Among Old Testament mealtimes with great meaning are Eden’s forbidden fruit, the stew of Jacob and Esau, Israel’s Passover, the table of Psalm 23, the raven’s meals for Elijah, banquets of kings, and salt covenants.
Ministry = Service
Hospitality is a vital form of ministry. The New Testament word “ministry” means “service.” Its Greek origin referred to the activity of waiting on tables or running errands.
A minister is a servant. That’s why hospitality was an important characteristic of early Christian leaders and elders.
“… if someone is eager for the work of overseeing God’s people, the task they seek is a fine one. The bishop [overseer] must be beyond reproach… temperate, sensible, respectable, hospitable [philoxenos], a good teacher. He must not be a heavy drinker, or violent, but must be gentle, not quarrelsome, and not in love with money … [see also Titus 1:6-9]” 1 Timothy 3:1-7 (New Testament for Everyone—NTE)
“A godly widow was also described as being “well known for her good deeds, such as bringing up children, showing hospitality, washing the feet of the Lord’s people, helping those in trouble…” 1 Timothy 5:10 NIV
The four Gospels are full of Jesus enjoying hospitality and mealtimes with people. In Luke’s gospel, it almost appears that the Lord is always either going to a meal, eating a meal or leaving a meal!
Luke 24 records how the resurrected Jesus, with his identity hidden, discussed the story of redemption with two men on the road to Emmaus. They then strongly urged him to eat with them where finally “he was known of them in breaking of bread (:35).”
They realized the true identity of Jesus during a meal. God opened their eyes to the heart of their special guest (see 24:28-35; also, Revelation 3:20).
Come to Know Jesus
We can also “come to know Jesus” during meals with believers. A deeper understanding of Christ is often discovered while God’s people invest themselves in the pleasures of hospitality.
In the final scene of John’s gospel (John 21), Jesus prepared a shoreside breakfast for his fishing followers while he also prepared them for life after his ascension.
The book of Acts begins with a meal. Jan Magiera’s Aramaic Peshitta translation of Acts 1:4 begins, “And as he ate bread with them, he commanded them that they should not leave Jerusalem, but that they should wait for the promise of the Father [i.e., Pentecost]…”
This vital guidance was shared at the last recorded meal between the Master and his apostles prior to his ascension.
When the spiritual power of Pentecost exploded on the scene, Christ used hospitality as a central activity in building his Church.

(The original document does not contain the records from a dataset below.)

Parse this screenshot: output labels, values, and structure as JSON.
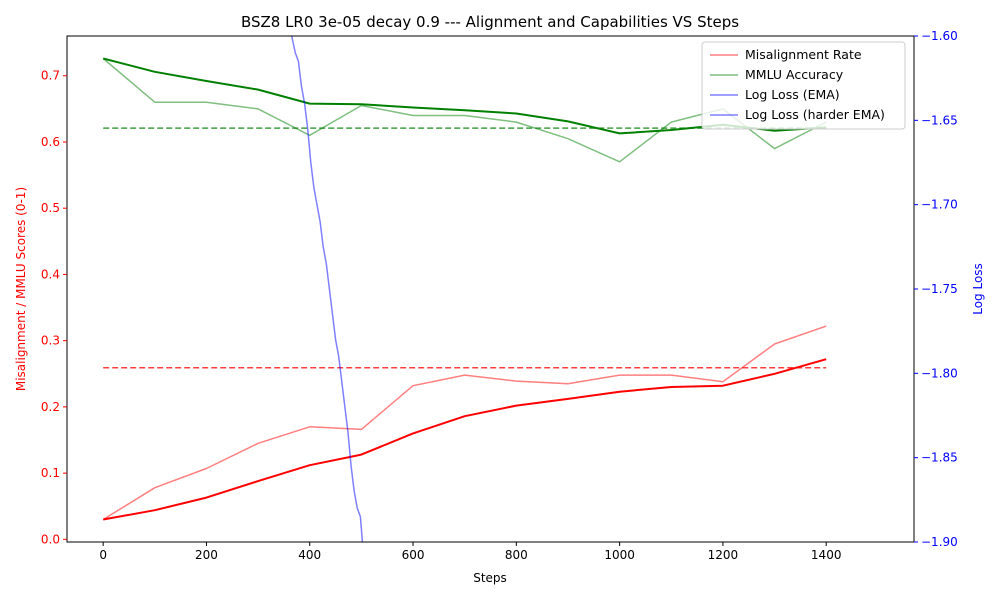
{
  "chart_data": {
    "type": "line",
    "title": "BSZ8 LR0 3e-05 decay 0.9 --- Alignment and Capabilities VS Steps",
    "xlabel": "Steps",
    "ylabel_left": "Misalignment / MMLU Scores (0-1)",
    "ylabel_right": "Log Loss",
    "xlim": [
      -70,
      1570
    ],
    "ylim_left": [
      -0.004,
      0.76
    ],
    "ylim_right": [
      -1.9,
      -1.6
    ],
    "x_ticks": [
      0,
      200,
      400,
      600,
      800,
      1000,
      1200,
      1400
    ],
    "y_left_ticks": [
      0.0,
      0.1,
      0.2,
      0.3,
      0.4,
      0.5,
      0.6,
      0.7
    ],
    "y_right_ticks": [
      -1.9,
      -1.85,
      -1.8,
      -1.75,
      -1.7,
      -1.65,
      -1.6
    ],
    "grid": false,
    "legend_position": "top-right",
    "colors": {
      "misalignment": "#ff0000",
      "mmlu": "#008000",
      "log_loss": "#0000ff",
      "left_axis": "#ff0000",
      "right_axis": "#0000ff"
    },
    "series": [
      {
        "name": "Misalignment Rate",
        "axis": "left",
        "color": "#ff0000",
        "opacity": 0.5,
        "x": [
          0,
          100,
          200,
          300,
          400,
          500,
          600,
          700,
          800,
          900,
          1000,
          1100,
          1200,
          1300,
          1400
        ],
        "values": [
          0.03,
          0.078,
          0.107,
          0.145,
          0.17,
          0.166,
          0.232,
          0.248,
          0.239,
          0.235,
          0.248,
          0.248,
          0.238,
          0.295,
          0.322
        ]
      },
      {
        "name": "",
        "axis": "left",
        "color": "#ff0000",
        "opacity": 1,
        "width": 2,
        "x": [
          0,
          100,
          200,
          300,
          400,
          500,
          600,
          700,
          800,
          900,
          1000,
          1100,
          1200,
          1300,
          1400
        ],
        "values": [
          0.03,
          0.044,
          0.063,
          0.088,
          0.112,
          0.128,
          0.16,
          0.186,
          0.202,
          0.212,
          0.223,
          0.23,
          0.232,
          0.25,
          0.272
        ]
      },
      {
        "name": "",
        "axis": "left",
        "color": "#ff0000",
        "opacity": 0.75,
        "dashed": true,
        "x": [
          0,
          1400
        ],
        "values": [
          0.259,
          0.259
        ]
      },
      {
        "name": "MMLU Accuracy",
        "axis": "left",
        "color": "#008000",
        "opacity": 0.5,
        "x": [
          0,
          100,
          200,
          300,
          400,
          500,
          600,
          700,
          800,
          900,
          1000,
          1100,
          1200,
          1300,
          1400
        ],
        "values": [
          0.726,
          0.66,
          0.66,
          0.65,
          0.61,
          0.655,
          0.64,
          0.64,
          0.63,
          0.605,
          0.57,
          0.63,
          0.65,
          0.59,
          0.63
        ]
      },
      {
        "name": "",
        "axis": "left",
        "color": "#008000",
        "opacity": 1,
        "width": 2,
        "x": [
          0,
          100,
          200,
          300,
          400,
          500,
          600,
          700,
          800,
          900,
          1000,
          1100,
          1200,
          1300,
          1400
        ],
        "values": [
          0.726,
          0.706,
          0.692,
          0.679,
          0.658,
          0.657,
          0.652,
          0.648,
          0.643,
          0.631,
          0.613,
          0.618,
          0.626,
          0.617,
          0.622
        ]
      },
      {
        "name": "",
        "axis": "left",
        "color": "#008000",
        "opacity": 0.75,
        "dashed": true,
        "x": [
          0,
          1400
        ],
        "values": [
          0.621,
          0.621
        ]
      },
      {
        "name": "Log Loss (EMA)",
        "axis": "right",
        "color": "#0000ff",
        "opacity": 0.5,
        "x": [
          365,
          372,
          378,
          384,
          390,
          396,
          402,
          408,
          414,
          420,
          426,
          432,
          438,
          444,
          450,
          456,
          462,
          468,
          474,
          480,
          486,
          492,
          498,
          502
        ],
        "values": [
          -1.6,
          -1.61,
          -1.615,
          -1.63,
          -1.64,
          -1.655,
          -1.675,
          -1.69,
          -1.7,
          -1.71,
          -1.725,
          -1.735,
          -1.75,
          -1.765,
          -1.78,
          -1.79,
          -1.805,
          -1.82,
          -1.835,
          -1.855,
          -1.87,
          -1.88,
          -1.885,
          -1.9
        ]
      },
      {
        "name": "Log Loss (harder EMA)",
        "axis": "right",
        "color": "#0000ff",
        "opacity": 0.5,
        "x": [],
        "values": []
      }
    ]
  }
}
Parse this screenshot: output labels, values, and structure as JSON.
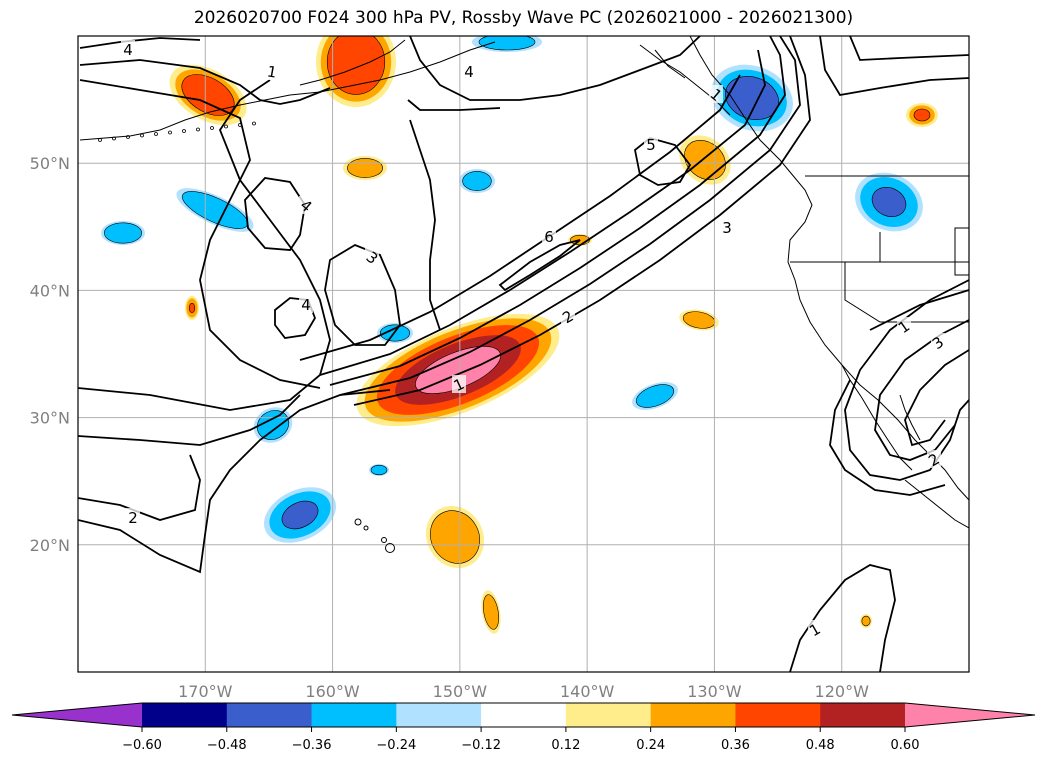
{
  "title": "2026020700 F024 300 hPa PV, Rossby Wave PC (2026021000 - 2026021300)",
  "chart_data": {
    "type": "contour_map",
    "title": "2026020700 F024 300 hPa PV, Rossby Wave PC (2026021000 - 2026021300)",
    "projection": "PlateCarree",
    "lon_range": [
      -180,
      -110
    ],
    "lat_range": [
      10,
      60
    ],
    "grid": true,
    "x_ticks": [
      "170°W",
      "160°W",
      "150°W",
      "140°W",
      "130°W",
      "120°W"
    ],
    "x_tick_values": [
      -170,
      -160,
      -150,
      -140,
      -130,
      -120
    ],
    "y_ticks": [
      "20°N",
      "30°N",
      "40°N",
      "50°N"
    ],
    "y_tick_values": [
      20,
      30,
      40,
      50
    ],
    "colorbar": {
      "orientation": "horizontal",
      "extend": "both",
      "levels": [
        -0.6,
        -0.48,
        -0.36,
        -0.24,
        -0.12,
        0.12,
        0.24,
        0.36,
        0.48,
        0.6
      ],
      "tick_labels": [
        "−0.60",
        "−0.48",
        "−0.36",
        "−0.24",
        "−0.12",
        "0.12",
        "0.24",
        "0.36",
        "0.48",
        "0.60"
      ],
      "colors": [
        "#9932cc",
        "#00008b",
        "#3a5fcd",
        "#00bfff",
        "#b0e2ff",
        "#ffffff",
        "#ffec8b",
        "#ffa500",
        "#ff4500",
        "#b22222",
        "#ff82ab"
      ]
    },
    "pv_contour_labels": [
      "4",
      "1",
      "4",
      "3",
      "4",
      "1",
      "2",
      "2",
      "6",
      "5",
      "3",
      "1",
      "3",
      "1",
      "2",
      "4",
      "1"
    ],
    "anomaly_centers": [
      {
        "lon": -150,
        "lat": 32.5,
        "value": 0.62,
        "sign": "positive"
      },
      {
        "lon": -168,
        "lat": 56.5,
        "value": 0.42,
        "sign": "positive"
      },
      {
        "lon": -155.5,
        "lat": 58.5,
        "value": 0.45,
        "sign": "positive"
      },
      {
        "lon": -129,
        "lat": 55,
        "value": -0.45,
        "sign": "negative"
      },
      {
        "lon": -117,
        "lat": 47.5,
        "value": -0.4,
        "sign": "negative"
      },
      {
        "lon": -169.5,
        "lat": 46.5,
        "value": -0.3,
        "sign": "negative"
      },
      {
        "lon": -161.5,
        "lat": 22,
        "value": -0.45,
        "sign": "negative"
      },
      {
        "lon": -131,
        "lat": 49.5,
        "value": 0.32,
        "sign": "positive"
      },
      {
        "lon": -147.5,
        "lat": 21,
        "value": 0.3,
        "sign": "positive"
      },
      {
        "lon": -135.5,
        "lat": 31.5,
        "value": -0.28,
        "sign": "negative"
      }
    ]
  }
}
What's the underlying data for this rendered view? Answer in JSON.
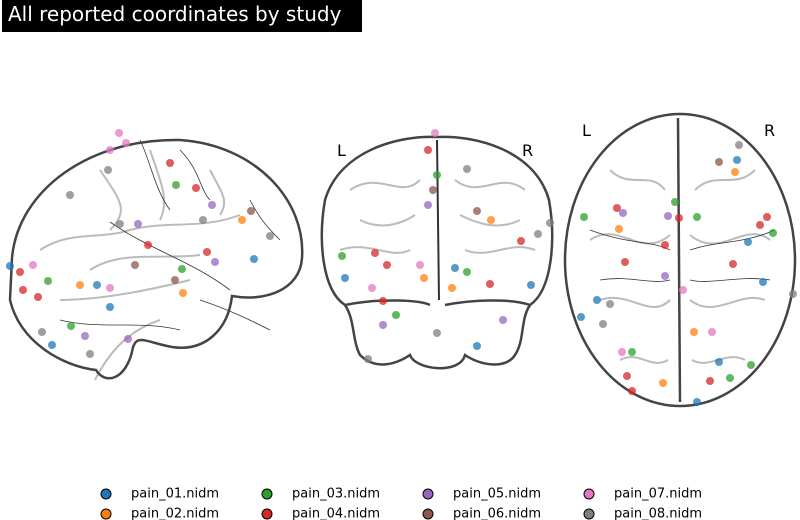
{
  "title": "All reported coordinates by study",
  "coronal_view": {
    "left_label": "L",
    "right_label": "R"
  },
  "axial_view": {
    "left_label": "L",
    "right_label": "R"
  },
  "legend": [
    {
      "name": "pain_01.nidm",
      "color": "#1f77b4"
    },
    {
      "name": "pain_02.nidm",
      "color": "#ff7f0e"
    },
    {
      "name": "pain_03.nidm",
      "color": "#2ca02c"
    },
    {
      "name": "pain_04.nidm",
      "color": "#d62728"
    },
    {
      "name": "pain_05.nidm",
      "color": "#9467bd"
    },
    {
      "name": "pain_06.nidm",
      "color": "#8c564b"
    },
    {
      "name": "pain_07.nidm",
      "color": "#e377c2"
    },
    {
      "name": "pain_08.nidm",
      "color": "#7f7f7f"
    }
  ]
}
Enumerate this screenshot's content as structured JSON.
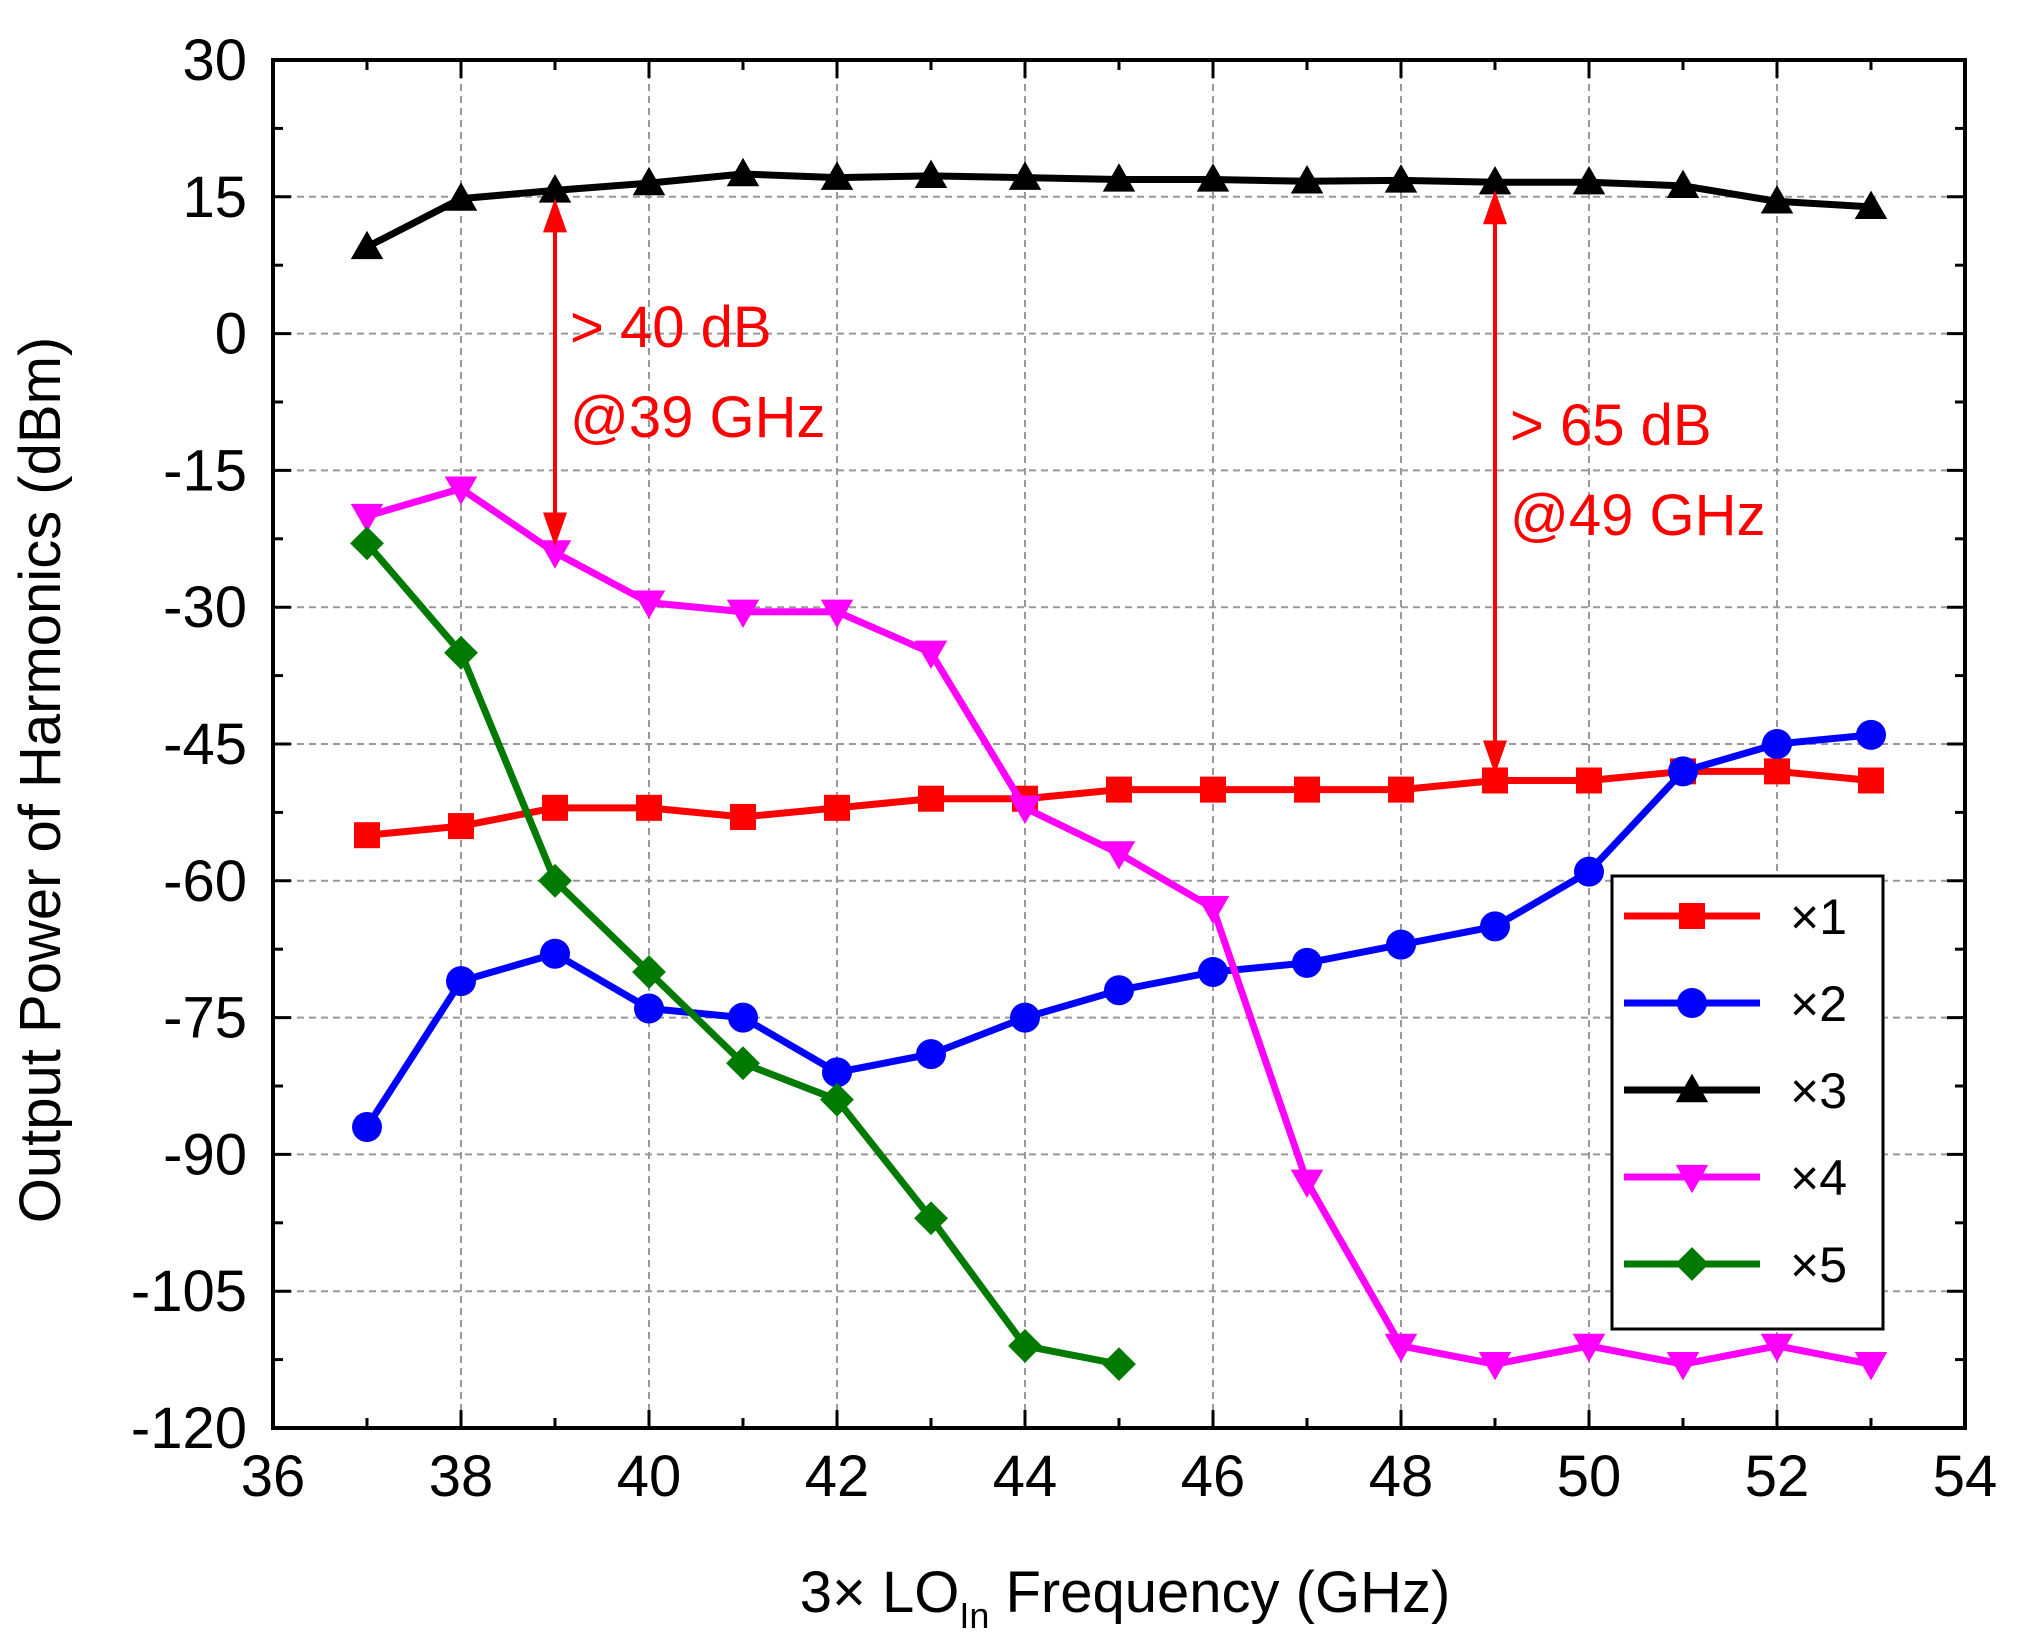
{
  "chart_data": {
    "type": "line",
    "title": "",
    "xlabel_main": "3× LO",
    "xlabel_sub": "In",
    "xlabel_tail": " Frequency (GHz)",
    "ylabel": "Output Power of Harmonics (dBm)",
    "xlim": [
      36,
      54
    ],
    "ylim": [
      -120,
      30
    ],
    "xticks": [
      36,
      38,
      40,
      42,
      44,
      46,
      48,
      50,
      52,
      54
    ],
    "xtick_labels": [
      "36",
      "38",
      "40",
      "42",
      "44",
      "46",
      "48",
      "50",
      "52",
      "54"
    ],
    "yticks": [
      30,
      15,
      0,
      -15,
      -30,
      -45,
      -60,
      -75,
      -90,
      -105,
      -120
    ],
    "ytick_labels": [
      "30",
      "15",
      "0",
      "-15",
      "-30",
      "-45",
      "-60",
      "-75",
      "-90",
      "-105",
      "-120"
    ],
    "grid": true,
    "legend_position": "bottom-right",
    "series": [
      {
        "name": "×1",
        "color": "#ff0000",
        "marker": "square",
        "x": [
          37,
          38,
          39,
          40,
          41,
          42,
          43,
          44,
          45,
          46,
          47,
          48,
          49,
          50,
          51,
          52,
          53
        ],
        "y": [
          -55,
          -54,
          -52,
          -52,
          -53,
          -52,
          -51,
          -51,
          -50,
          -50,
          -50,
          -50,
          -49,
          -49,
          -48,
          -48,
          -49
        ]
      },
      {
        "name": "×2",
        "color": "#0000ff",
        "marker": "circle",
        "x": [
          37,
          38,
          39,
          40,
          41,
          42,
          43,
          44,
          45,
          46,
          47,
          48,
          49,
          50,
          51,
          52,
          53
        ],
        "y": [
          -87,
          -71,
          -68,
          -74,
          -75,
          -81,
          -79,
          -75,
          -72,
          -70,
          -69,
          -67,
          -65,
          -59,
          -48,
          -45,
          -44
        ]
      },
      {
        "name": "×3",
        "color": "#000000",
        "marker": "triangle-up",
        "x": [
          37,
          38,
          39,
          40,
          41,
          42,
          43,
          44,
          45,
          46,
          47,
          48,
          49,
          50,
          51,
          52,
          53
        ],
        "y": [
          9.5,
          14.8,
          15.7,
          16.5,
          17.5,
          17.1,
          17.3,
          17.1,
          16.9,
          16.9,
          16.7,
          16.8,
          16.6,
          16.6,
          16.2,
          14.5,
          13.9
        ]
      },
      {
        "name": "×4",
        "color": "#ff00ff",
        "marker": "triangle-down",
        "x": [
          37,
          38,
          39,
          40,
          41,
          42,
          43,
          44,
          45,
          46,
          47,
          48,
          49,
          50,
          51,
          52,
          53
        ],
        "y": [
          -20,
          -17,
          -24,
          -29.5,
          -30.5,
          -30.5,
          -35,
          -52,
          -57,
          -63,
          -93,
          -111,
          -113,
          -111,
          -113,
          -111,
          -113
        ]
      },
      {
        "name": "×5",
        "color": "#007a00",
        "marker": "diamond",
        "x": [
          37,
          38,
          39,
          40,
          41,
          42,
          43,
          44,
          45
        ],
        "y": [
          -23,
          -35,
          -60,
          -70,
          -80,
          -84,
          -97,
          -111,
          -113
        ]
      }
    ],
    "annotations": [
      {
        "line1": "> 40 dB",
        "line2": "@39 GHz",
        "x": 39,
        "y_top": 15.7,
        "y_bottom": -24,
        "color": "#ff0000"
      },
      {
        "line1": "> 65 dB",
        "line2": "@49 GHz",
        "x": 49,
        "y_top": 16.6,
        "y_bottom": -49,
        "color": "#ff0000"
      }
    ]
  }
}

“They devoted themselves to the apostles’ teaching and to fellowship, to the breaking of bread and to prayer. 46…They broke bread in their homes and ate together with glad and sincere hearts…” Acts 2:42-47 NIV
One of the only physical activities that Jesus commanded that we continue after Pentecost was a special meal—the Lord’s Supper (communion) to regularly recognize the accomplishments of Jesus’s sacrifice until he returns.
Image by Mandy Fontana from Pixabay
The word companion comes from the Latin, com (“with”) and panis (“bread”) meaning, “one with whom bread is eaten.” In every culture, true companions are usually “bread-fellows!”
Even our word lord comes from an Old English term that literally meant “the one who guards the loaves.”
God intended for even simple mealtimes to be sacred occasions in our daily walk with him, not mindless moments in which we hurriedly stuff our faces.
“The table” of a believer is a holy intersection of worship and fellowship where lives are healed and molded.
Let’s use Godly hospitality and social celebration to promote the good news and to build kingdom lifestyles.